# 46" inch TV - Buying Help! :!:



## vinaych (May 4, 2014)

Hi all,
Unable to decide on which TV to buy. And need to buy one by end of day tomorrow!

Have a budget of 75k and considering to get a 46/47/48inch TV. 
(Can't get a 50" because there is an enclosure for the TV in the house and a 50incher wouldn't fit!)

It is for the parents. They watch mostly SD content with the occasional HD channel thrown in.
I so want to buy a plasma TV, but have discovered that there is no plasma TV in that size. It is either a 43inch or a 50inch!

These are the two models I have liked..
Samsung 46F5500
Samsung 48H5100

Any other TVs that are 46"/47" in size with good picture quality and within my budget?

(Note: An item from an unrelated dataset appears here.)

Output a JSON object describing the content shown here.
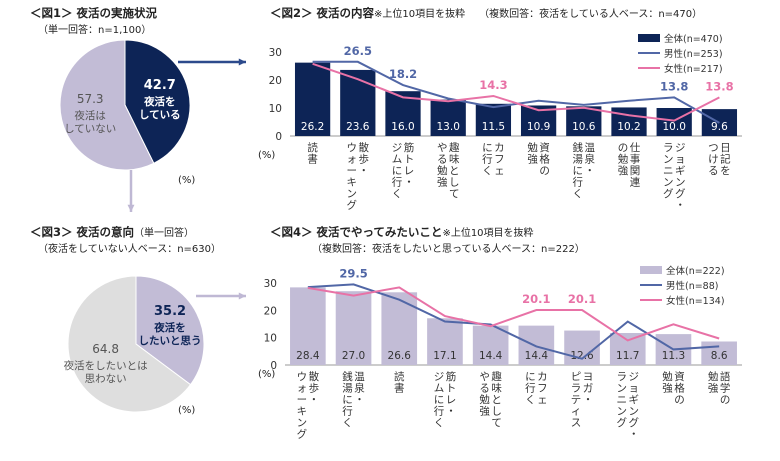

Please help.

PS: LG 47incher didn't appeal to me!


----------



## RCuber (May 4, 2014)

Whats the viewing distance? size of TV depends on the viewing distance. 

also don't buy a TV in a day, take your parents for some showroom and let them check a few models. It took us about 3 weeks to decide on a TV.


----------



## vinaych (May 4, 2014)

Hi RCuber,
The viewing distance is about 14ft.


----------



## Minion (May 6, 2014)

*Re: 46&quot; inch TV - Buying Help! *

get  42W700B BRAVIA

- - - Updated - - -

OR if you are inclined towards samsung get 40F6400.


----------



## vinaych (May 6, 2014)

*Re: 46&quot; inch TV - Buying Help! *



Minion said:


> get  42W700B BRAVIA
> 
> - - - Updated - - -
> 
> OR if you are inclined towards samsung get 40F6400.



Thank you for the reply. However, a 40"/42" inch TV is small for our living room!


----------



## Minion (May 6, 2014)

^You have to compromise a bit you either get a good performing t.v or a larger budget t.v within your budget choice is yours.


----------



## aroraanant (Jun 26, 2014)

Samsung 48H5100 seems to be a good set considering its price.


----------



## seamon (Jun 26, 2014)

Get any Sony Triluminos if you can, they are all good and PQ is miles ahead of other brands.


----------



## $hadow (Jun 26, 2014)

Samsung is providing good panels these days do check out.


----------